Now, let's delve into the key concepts covered in the provided article on stocks and mutual funds:

  1. Stocks vs. Mutual Funds: Overview

    • Ownership and Income: Stocks represent ownership in a corporation, allowing investors to earn money through dividend payments and stock sales. Mutual funds involve pooling money with other investors to buy a diversified portfolio of stocks and securities.
  2. Factors Influencing Investment Choice: Risk, Reward, Time, and Expenses

    • Risk/Diversification: Stocks have more specific risk, while mutual funds offer less specific risk due to diversification.
    • Reward Potential: Stocks have a higher reward potential than mutual funds.
    • Time: Investing in stocks can be more time-consuming compared to the less time-intensive approach of mutual funds.
    • Costs and Fees: Mutual funds generally have higher fees, while stocks come with lower fees.
  3. Risk: Mutual Funds vs. Stock

    • Diversification: Mutual funds achieve diversification through a mix of stocks and bonds, reducing specific risk. Even all-stock mutual funds spread the risk across multiple companies.
  4. Potential Rewards: Mutual Funds vs. Stocks

    • Tradeoff: Mutual funds offer lower risk but may not experience the same high returns as the best-performing stocks.
  5. Time: Mutual Funds vs. Stocks

    • Management: Mutual funds are overseen by fund managers who may follow active or passive management strategies. Investors in mutual funds have less involvement in researching individual stocks.
  6. Costs and Fees: Mutual Funds vs. Stocks

    • Fees: Mutual funds have various fees, including buying, selling, and management fees. Actively managed funds may trigger capital gains taxes. Stock investing generally involves fewer fees, especially with commission-free brokerages.
  7. Investment Strategies

    • Research and Management: Investors in stocks need to research individual companies, read financial reports, and stay informed about the overall economy. Mutual fund investors rely on fund managers but should still pay attention to the fund's performance and the overall economic climate.
  8. Bottom Line and Decision-Making

    • Risk and Convenience: Mutual funds may be preferred for minimizing risk and research time, even with higher costs. Stock investing suits those who enjoy in-depth research, can tolerate higher risk, and aim to avoid additional fees.
  9. FAQs

    • Risk in Mutual Funds: The risk in mutual funds varies based on the fund type, with actively managed growth funds having more risk than, for example, Treasury bond mutual funds.

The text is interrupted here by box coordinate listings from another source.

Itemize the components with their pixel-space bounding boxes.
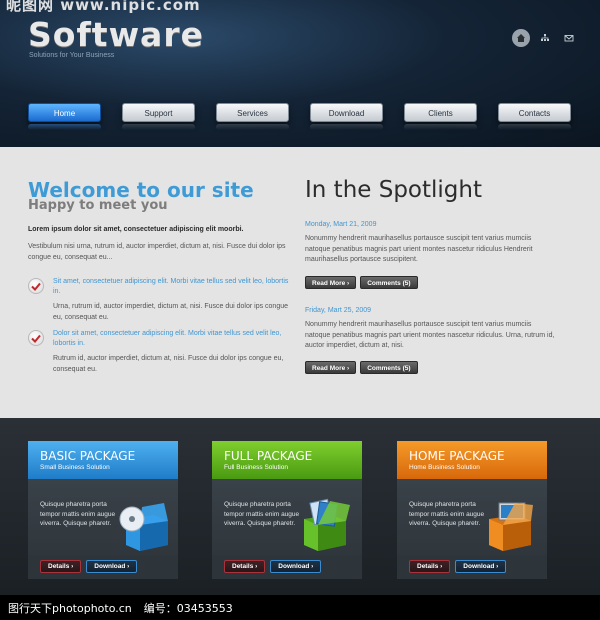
nav-clients[interactable]: Clients bbox=[404, 103, 477, 122]
comments-button[interactable]: Comments (5) bbox=[360, 361, 418, 374]
main-content: Welcome to our site Happy to meet you Lo… bbox=[0, 147, 600, 418]
spotlight-buttons: Read More › Comments (5) bbox=[305, 361, 418, 374]
feature-item-text: Urna, rutrum id, auctor imperdiet, dictu… bbox=[53, 303, 288, 321]
download-button[interactable]: Download › bbox=[270, 560, 322, 573]
sitemap-icon[interactable] bbox=[536, 29, 554, 47]
spotlight-title: In the Spotlight bbox=[305, 177, 482, 203]
box-disc-icon bbox=[114, 491, 172, 558]
details-button[interactable]: Details › bbox=[409, 560, 451, 573]
package-description: Quisque pharetra porta tempor mattis eni… bbox=[409, 501, 485, 527]
package-card-home: HOME PACKAGE Home Business Solution Quis… bbox=[397, 441, 547, 579]
download-button[interactable]: Download › bbox=[86, 560, 138, 573]
package-title: BASIC PACKAGE bbox=[40, 449, 136, 463]
home-icon[interactable] bbox=[512, 29, 530, 47]
watermark-top: 昵图网 www.nipic.com bbox=[6, 0, 201, 14]
package-footer: Details › Download › bbox=[212, 555, 362, 579]
check-icon bbox=[28, 330, 44, 346]
nav-reflection bbox=[28, 124, 571, 130]
site-tagline: Solutions for Your Business bbox=[29, 52, 115, 59]
package-description: Quisque pharetra porta tempor mattis eni… bbox=[224, 501, 300, 527]
package-subtitle: Full Business Solution bbox=[224, 464, 288, 471]
package-title: FULL PACKAGE bbox=[224, 449, 313, 463]
package-footer: Details › Download › bbox=[397, 555, 547, 579]
nav-home[interactable]: Home bbox=[28, 103, 101, 122]
read-more-button[interactable]: Read More › bbox=[305, 276, 357, 289]
package-subtitle: Home Business Solution bbox=[409, 464, 480, 471]
packages-section: BASIC PACKAGE Small Business Solution Qu… bbox=[0, 418, 600, 595]
package-subtitle: Small Business Solution bbox=[40, 464, 110, 471]
details-button[interactable]: Details › bbox=[40, 560, 82, 573]
spotlight-buttons: Read More › Comments (5) bbox=[305, 276, 418, 289]
welcome-subtitle: Happy to meet you bbox=[28, 198, 168, 213]
details-button[interactable]: Details › bbox=[224, 560, 266, 573]
watermark-bar: 图行天下photophoto.cn 编号：03453553 bbox=[0, 595, 600, 620]
comments-button[interactable]: Comments (5) bbox=[360, 276, 418, 289]
package-title: HOME PACKAGE bbox=[409, 449, 505, 463]
spotlight-item: Monday, Mart 21, 2009 Nonummy hendrerit … bbox=[305, 220, 555, 289]
welcome-paragraph: Vestibulum nisi urna, rutrum id, auctor … bbox=[28, 243, 286, 261]
package-card-full: FULL PACKAGE Full Business Solution Quis… bbox=[212, 441, 362, 579]
package-description: Quisque pharetra porta tempor mattis eni… bbox=[40, 501, 116, 527]
package-header: BASIC PACKAGE Small Business Solution bbox=[28, 441, 178, 479]
nav-contacts[interactable]: Contacts bbox=[498, 103, 571, 122]
feature-item-text: Rutrum id, auctor imperdiet, dictum at, … bbox=[53, 355, 284, 373]
package-body: Quisque pharetra porta tempor mattis eni… bbox=[397, 479, 547, 555]
spotlight-text: Nonummy hendrerit maurihasellus portausc… bbox=[305, 235, 533, 263]
nav-support[interactable]: Support bbox=[122, 103, 195, 122]
spotlight-date: Friday, Mart 25, 2009 bbox=[305, 307, 372, 314]
welcome-lead: Lorem ipsum dolor sit amet, consectetuer… bbox=[28, 226, 244, 233]
package-header: FULL PACKAGE Full Business Solution bbox=[212, 441, 362, 479]
watermark-bottom: 图行天下photophoto.cn 编号：03453553 bbox=[8, 600, 233, 616]
package-footer: Details › Download › bbox=[28, 555, 178, 579]
watermark-site: 图行天下photophoto.cn bbox=[8, 602, 132, 615]
box-files-icon bbox=[298, 491, 356, 558]
package-header: HOME PACKAGE Home Business Solution bbox=[397, 441, 547, 479]
package-body: Quisque pharetra porta tempor mattis eni… bbox=[212, 479, 362, 555]
main-nav: Home Support Services Download Clients C… bbox=[28, 103, 571, 122]
box-laptop-icon bbox=[483, 491, 541, 558]
site-header: 昵图网 www.nipic.com Software Solutions for… bbox=[0, 0, 600, 147]
site-logo[interactable]: Software bbox=[28, 15, 204, 54]
read-more-button[interactable]: Read More › bbox=[305, 361, 357, 374]
mail-icon[interactable] bbox=[560, 29, 578, 47]
nav-download[interactable]: Download bbox=[310, 103, 383, 122]
feature-item-title[interactable]: Sit amet, consectetuer adipiscing elit. … bbox=[53, 277, 293, 297]
check-icon bbox=[28, 278, 44, 294]
spotlight-item: Friday, Mart 25, 2009 Nonummy hendrerit … bbox=[305, 306, 555, 374]
download-button[interactable]: Download › bbox=[455, 560, 507, 573]
nav-services[interactable]: Services bbox=[216, 103, 289, 122]
feature-item-title[interactable]: Dolor sit amet, consectetuer adipiscing … bbox=[53, 329, 293, 349]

    • Buying Stocks or Mutual Funds: Both can be bought with various investment accounts, but the execution of buy orders differs, with stock orders being more immediate than mutual fund orders.

    • Age for Investing: Adults can invest independently, while minors can invest with the help of a trusted adult through a custodial account.

In conclusion, understanding the distinctions between stocks and mutual funds and considering factors like risk, reward, time, and expenses is crucial for making informed investment decisions tailored to individual preferences and financial goals.